To prepare for its involvement as an Olympic partner, and also to set the stage for customer and business partner events during the games, Kodak executives have been traveling to Beijing this year for meetings with the Olympic committee, other Olympic partners and facility managers.
"We are very interested in the Olympics as being a catalyst for growth in the region," said Jeff Hayz- lett, CMO of Kodak's Graphic Communications Group, the b-to-b arm of the company that sells products and services to commercial printers.
Hayzlett said China will be the second-largest printing market in the world by 2011. Currently, the U.S./Canada and Europe, Middle East and Africa are the largest print markets in the world, each with 33% total market share, he said, pointing to industry research.
"The Olympics really provide an opportunity to showcase our technology," he said. "Commercial printers from all over the world will be attending, and they want to see how we are deploying our technology on demand."
Hayzlett traveled to Beijing last month to meet with facilities managers and prepare for customer events, and he'll be returning next month for media conferences and meetings with other Olympic sponsors and business partners to finalize plans.
While it is too soon for most marketers to talk about their advertising plans for the games, some are already leveraging their Olympic involvement with Chinese audiences.
"China is very proud of their participation in the Olympics," Hayzlett said. "Everywhere you go, you see the Olympic symbol. We are starting to integrate the Olympic logo in our marketing materials and on billboards in China."
AT&T, which is the official telecommunications sponsor of the U.S. Olympic Team, is also using the event to showcase its technology, although its marketing opportunities are focused primarily on the U.S.
AT&T invests $3 million
Earlier this year, AT&T invested $3 million in Olympic training centers in Colorado Springs, Colo., and Chula Vista, Calif., providing athletes and coaches with state-of-the art telecommunications services such as wireless Internet access, distance learning and data networking.
"The investment is focused on using technology to enhance the training and hopefully the performance of these athletes in preparation for Beijing," said Jason Simpson, director of Olympic integration at AT&T.
"We are able to bring business customers through the training centers, as well as bring athletes to events, to talk about how the technology is helping them.
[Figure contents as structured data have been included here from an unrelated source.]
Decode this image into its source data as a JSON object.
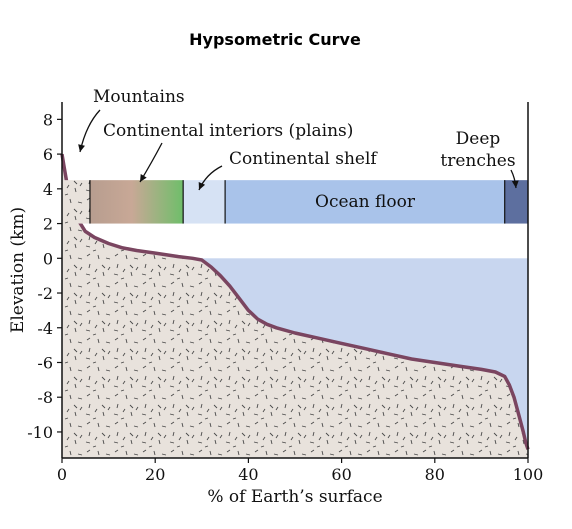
{
  "chart_data": {
    "type": "area",
    "title": "Hypsometric Curve",
    "xlabel": "% of Earth’s surface",
    "ylabel": "Elevation (km)",
    "xlim": [
      0,
      100
    ],
    "ylim": [
      -11.5,
      9
    ],
    "x_ticks": [
      0,
      20,
      40,
      60,
      80,
      100
    ],
    "y_ticks": [
      8,
      6,
      4,
      2,
      0,
      -2,
      -4,
      -6,
      -8,
      -10
    ],
    "grid": false,
    "curve": {
      "x": [
        0,
        0.5,
        1,
        2,
        3,
        5,
        7,
        10,
        13,
        16,
        20,
        25,
        28,
        30,
        32,
        34,
        36,
        38,
        40,
        42,
        44,
        46,
        50,
        55,
        60,
        65,
        70,
        75,
        80,
        85,
        90,
        93,
        95,
        96,
        97,
        98,
        99,
        99.5,
        100
      ],
      "y": [
        6.0,
        5.2,
        4.4,
        3.3,
        2.4,
        1.55,
        1.2,
        0.85,
        0.6,
        0.45,
        0.3,
        0.1,
        0.0,
        -0.1,
        -0.5,
        -1.0,
        -1.6,
        -2.3,
        -3.0,
        -3.5,
        -3.8,
        -4.0,
        -4.3,
        -4.6,
        -4.9,
        -5.2,
        -5.5,
        -5.8,
        -6.0,
        -6.2,
        -6.4,
        -6.55,
        -6.8,
        -7.3,
        -8.0,
        -9.0,
        -10.0,
        -10.6,
        -11.0
      ]
    },
    "sea_level": 0,
    "regions": [
      {
        "name": "Mountains",
        "x_start": 0,
        "x_end": 6
      },
      {
        "name": "Continental interiors (plains)",
        "x_start": 6,
        "x_end": 26
      },
      {
        "name": "Continental shelf",
        "x_start": 26,
        "x_end": 35
      },
      {
        "name": "Ocean floor",
        "x_start": 35,
        "x_end": 95
      },
      {
        "name": "Deep trenches",
        "x_start": 95,
        "x_end": 100
      }
    ],
    "annotations": {
      "mountains": "Mountains",
      "interiors": "Continental interiors (plains)",
      "shelf": "Continental shelf",
      "ocean_floor": "Ocean floor",
      "trenches_line1": "Deep",
      "trenches_line2": "trenches"
    },
    "colors": {
      "curve": "#7a4560",
      "land_fill": "#e8e2dc",
      "ocean_fill": "#c8d6ef",
      "ocean_floor_band": "#a9c3ea",
      "shelf_band": "#d6e2f4",
      "trench_band": "#5d6f9f",
      "interiors_band_start": "#b79d8f",
      "interiors_band_end": "#6fbe6a"
    }
  }
}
This is really a showcase for AT&T technology."
In addition to its activities in the U.S., AT&T will also provide digital transmission from Beijing to the U.S. for NBC's broadcast of the games.
AT&T now has a content area on its "Blue Room" site, featuring interviews, videos and case studies of U.S. Olympic athletes.
"Our focus is on delivering the best Olympic experience to our customers," Simpson said. "We are looking at how we can take cutting-edge technology such as video share [a live video-sharing service over cell phones announced last month] and leverage it during the Olympics next year."